D.C. Circuit Moves Data Breach Suit Forward

Advertising Law

The U.S. Court of Appeals, D.C. Circuit issued a decidedly pro-consumer opinion recently in addressing what is required to establish standing for a data breach class action.

Seven customers filed suit against CareFirst, a health insurance company that provides service to roughly one million customers in the District of Columbia, Maryland and Virginia. When customers purchased a policy, they provided personal information to the company, including names, birth dates, email addresses, Social Security numbers and credit card information. CareFirst stored the data on its servers.

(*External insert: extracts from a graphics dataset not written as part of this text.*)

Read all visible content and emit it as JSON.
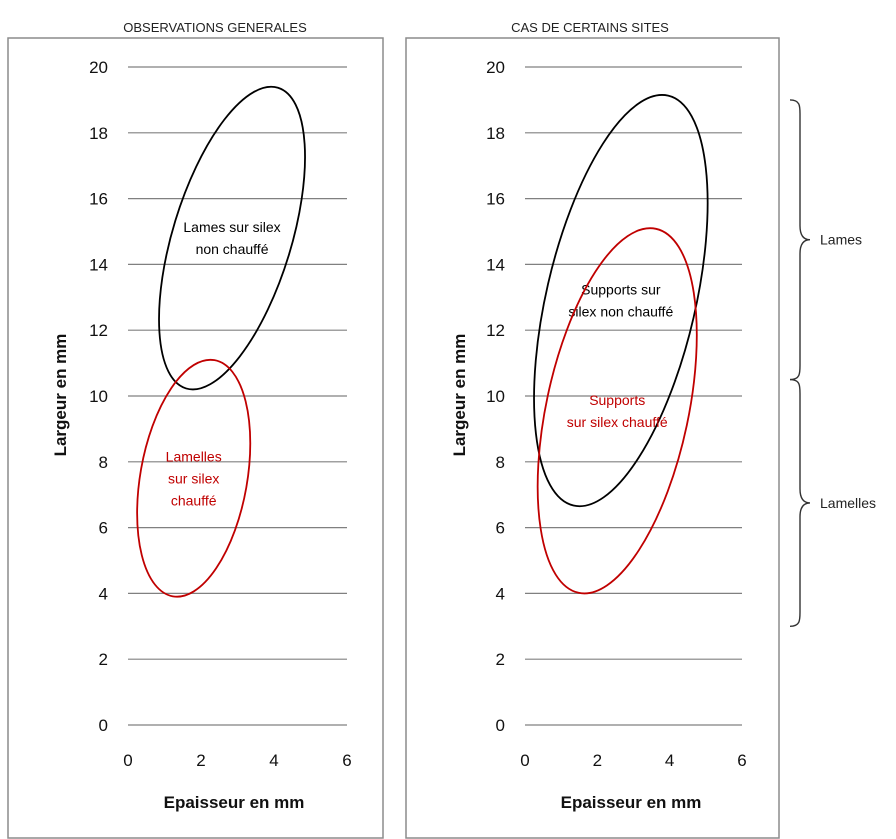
{
  "chart_data": [
    {
      "type": "scatter",
      "title": "OBSERVATIONS GENERALES",
      "xlabel": "Epaisseur en mm",
      "ylabel": "Largeur en mm",
      "xlim": [
        0,
        6
      ],
      "ylim": [
        0,
        20
      ],
      "xticks": [
        "0",
        "2",
        "4",
        "6"
      ],
      "yticks": [
        "0",
        "2",
        "4",
        "6",
        "8",
        "10",
        "12",
        "14",
        "16",
        "18",
        "20"
      ],
      "grid": "horizontal",
      "regions": [
        {
          "label_lines": [
            "Lames sur silex",
            "non chauffé"
          ],
          "color": "#000000",
          "cx": 2.85,
          "cy": 14.8,
          "x_range": [
            0.9,
            4.9
          ],
          "y_range": [
            10.2,
            19.4
          ],
          "tilt": 17
        },
        {
          "label_lines": [
            "Lamelles",
            "sur silex",
            "chauffé"
          ],
          "color": "#c00000",
          "cx": 1.8,
          "cy": 7.5,
          "x_range": [
            0.3,
            3.4
          ],
          "y_range": [
            3.9,
            11.1
          ],
          "tilt": 10
        }
      ]
    },
    {
      "type": "scatter",
      "title": "CAS DE CERTAINS SITES",
      "xlabel": "Epaisseur en mm",
      "ylabel": "Largeur en mm",
      "xlim": [
        0,
        6
      ],
      "ylim": [
        0,
        20
      ],
      "xticks": [
        "0",
        "2",
        "4",
        "6"
      ],
      "yticks": [
        "0",
        "2",
        "4",
        "6",
        "8",
        "10",
        "12",
        "14",
        "16",
        "18",
        "20"
      ],
      "grid": "horizontal",
      "regions": [
        {
          "label_lines": [
            "Supports sur",
            "silex non chauffé"
          ],
          "color": "#000000",
          "cx": 2.65,
          "cy": 12.9,
          "x_range": [
            0.3,
            5.1
          ],
          "y_range": [
            6.7,
            19.2
          ],
          "tilt": 13
        },
        {
          "label_lines": [
            "Supports",
            "sur silex chauffé"
          ],
          "color": "#c00000",
          "cx": 2.55,
          "cy": 9.55,
          "x_range": [
            0.4,
            4.8
          ],
          "y_range": [
            4.0,
            15.1
          ],
          "tilt": 12
        }
      ],
      "brackets": [
        {
          "label": "Lames",
          "y_range": [
            10.5,
            19.0
          ]
        },
        {
          "label": "Lamelles",
          "y_range": [
            3.0,
            10.5
          ]
        }
      ]
    }
  ]
}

In January 2014, a hacker breached the system and accessed the personal information of CareFirst’s customers, leading the plaintiffs to file a class action lawsuit. They alleged that CareFirst negligently failed to protect customer data, resulting in a heightened risk of identity theft.

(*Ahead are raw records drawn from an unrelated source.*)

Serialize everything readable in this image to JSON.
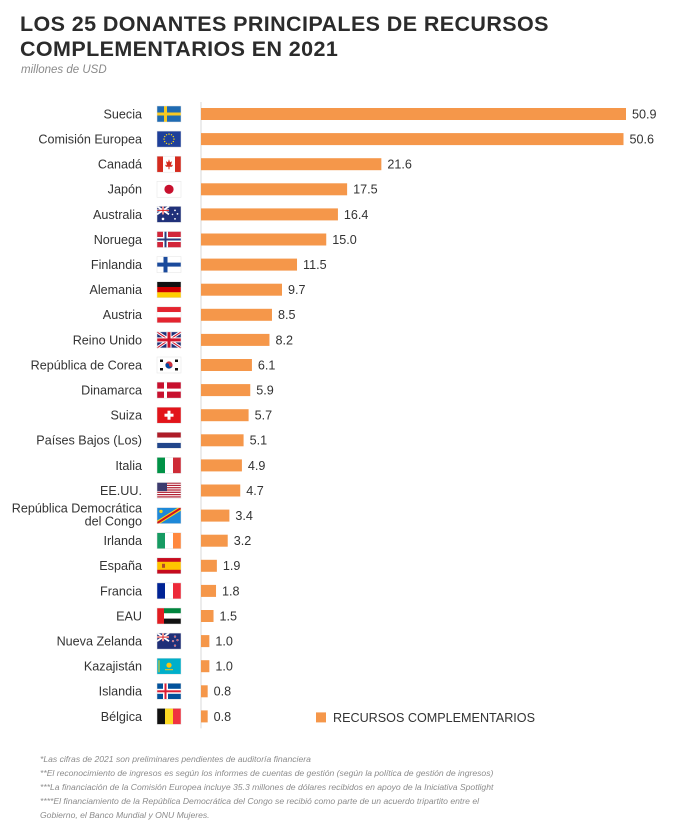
{
  "chart_data": {
    "type": "bar",
    "orientation": "horizontal",
    "title_line1": "LOS 25 DONANTES PRINCIPALES DE RECURSOS",
    "title_line2": "COMPLEMENTARIOS EN 2021",
    "subtitle": "millones de USD",
    "legend_label": "RECURSOS COMPLEMENTARIOS",
    "legend_position": "bottom-right",
    "bar_color": "#F5974A",
    "xlim": [
      0,
      50.9
    ],
    "categories": [
      {
        "label": [
          "Suecia"
        ],
        "value": 50.9,
        "value_label": "50.9",
        "flag": "sweden-flag"
      },
      {
        "label": [
          "Comisión Europea"
        ],
        "value": 50.6,
        "value_label": "50.6",
        "flag": "european-union-flag"
      },
      {
        "label": [
          "Canadá"
        ],
        "value": 21.6,
        "value_label": "21.6",
        "flag": "canada-flag"
      },
      {
        "label": [
          "Japón"
        ],
        "value": 17.5,
        "value_label": "17.5",
        "flag": "japan-flag"
      },
      {
        "label": [
          "Australia"
        ],
        "value": 16.4,
        "value_label": "16.4",
        "flag": "australia-flag"
      },
      {
        "label": [
          "Noruega"
        ],
        "value": 15.0,
        "value_label": "15.0",
        "flag": "norway-flag"
      },
      {
        "label": [
          "Finlandia"
        ],
        "value": 11.5,
        "value_label": "11.5",
        "flag": "finland-flag"
      },
      {
        "label": [
          "Alemania"
        ],
        "value": 9.7,
        "value_label": "9.7",
        "flag": "germany-flag"
      },
      {
        "label": [
          "Austria"
        ],
        "value": 8.5,
        "value_label": "8.5",
        "flag": "austria-flag"
      },
      {
        "label": [
          "Reino Unido"
        ],
        "value": 8.2,
        "value_label": "8.2",
        "flag": "united-kingdom-flag"
      },
      {
        "label": [
          "República de Corea"
        ],
        "value": 6.1,
        "value_label": "6.1",
        "flag": "south-korea-flag"
      },
      {
        "label": [
          "Dinamarca"
        ],
        "value": 5.9,
        "value_label": "5.9",
        "flag": "denmark-flag"
      },
      {
        "label": [
          "Suiza"
        ],
        "value": 5.7,
        "value_label": "5.7",
        "flag": "switzerland-flag"
      },
      {
        "label": [
          "Países Bajos (Los)"
        ],
        "value": 5.1,
        "value_label": "5.1",
        "flag": "netherlands-flag"
      },
      {
        "label": [
          "Italia"
        ],
        "value": 4.9,
        "value_label": "4.9",
        "flag": "italy-flag"
      },
      {
        "label": [
          "EE.UU."
        ],
        "value": 4.7,
        "value_label": "4.7",
        "flag": "usa-flag"
      },
      {
        "label": [
          "República Democrática",
          "del Congo"
        ],
        "value": 3.4,
        "value_label": "3.4",
        "flag": "dr-congo-flag"
      },
      {
        "label": [
          "Irlanda"
        ],
        "value": 3.2,
        "value_label": "3.2",
        "flag": "ireland-flag"
      },
      {
        "label": [
          "España"
        ],
        "value": 1.9,
        "value_label": "1.9",
        "flag": "spain-flag"
      },
      {
        "label": [
          "Francia"
        ],
        "value": 1.8,
        "value_label": "1.8",
        "flag": "france-flag"
      },
      {
        "label": [
          "EAU"
        ],
        "value": 1.5,
        "value_label": "1.5",
        "flag": "uae-flag"
      },
      {
        "label": [
          "Nueva Zelanda"
        ],
        "value": 1.0,
        "value_label": "1.0",
        "flag": "new-zealand-flag"
      },
      {
        "label": [
          "Kazajistán"
        ],
        "value": 1.0,
        "value_label": "1.0",
        "flag": "kazakhstan-flag"
      },
      {
        "label": [
          "Islandia"
        ],
        "value": 0.8,
        "value_label": "0.8",
        "flag": "iceland-flag"
      },
      {
        "label": [
          "Bélgica"
        ],
        "value": 0.8,
        "value_label": "0.8",
        "flag": "belgium-flag"
      }
    ]
  },
  "footnotes": [
    "*Las cifras de 2021 son preliminares pendientes de auditoría financiera",
    "**El reconocimiento de ingresos es según los informes de cuentas de gestión (según la política de gestión de ingresos)",
    "***La financiación de la Comisión Europea incluye 35.3 millones de dólares recibidos en apoyo de la Iniciativa Spotlight",
    "****El financiamiento de la República Democrática del Congo se recibió como parte de un acuerdo tripartito entre el",
    "Gobierno, el Banco Mundial y ONU Mujeres."
  ]
}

CareFirst moved to dismiss, arguing that the plaintiffs lacked standing because they had neither a present injury nor a high enough likelihood of future injury. A federal district court agreed, finding the plaintiffs’ theory of harm too speculative.

The plaintiffs appealed, and the federal appellate panel reversed.

“Nobody doubts that identity theft, should it befall one of these plaintiffs, would constitute a concrete and particularized injury,” the court wrote. “The remaining question, then, keeping in mind the light burden of proof the plaintiffs bear at the pleading stage, is whether the complaint plausibly alleges that the plaintiffs now face a substantial risk of identity theft as a result of CareFirst’s alleged negligence in the data breach.”

Answering the question in the affirmative, the court emphasized that the plaintiffs’ complaint specified all the forms of personal information that were accessed by the hackers, including Social Security numbers. “CareFirst does not seriously dispute that plaintiffs would face a substantial risk of identity theft if their Social Security and credit card numbers were accessed by a network intruder, and, drawing on ‘experience and common sense,’ we agree,” the panel said.

Citing a decision by the U.S. Court of Appeals, Seventh Circuit in support of its finding that the alleged risk to the plaintiffs is “substantial,” the court found it at the very least plausible to infer the hacker had both the intent and the ability to use the data “for ill.”

“No long sequence of uncertain contingencies involving multiple independent actors has to occur before the plaintiffs in this case will suffer any harm; a substantial risk of harm exists already, simply by virtue of the hack and the nature of the data that the plaintiffs allege was taken,” the court said. “That risk … satisfies the requirement of an injury in fact.”

To read the opinion in Attias v. CareFirst Inc., click here.

Why it matters: While the case was still in the pleading stages, consumers can find a lot to like in the D.C. Circuit’s opinion, particularly the panel’s conclusion that a substantial risk of harm existed “simply by virtue of the hack and the nature of the data the plaintiffs allege was taken.”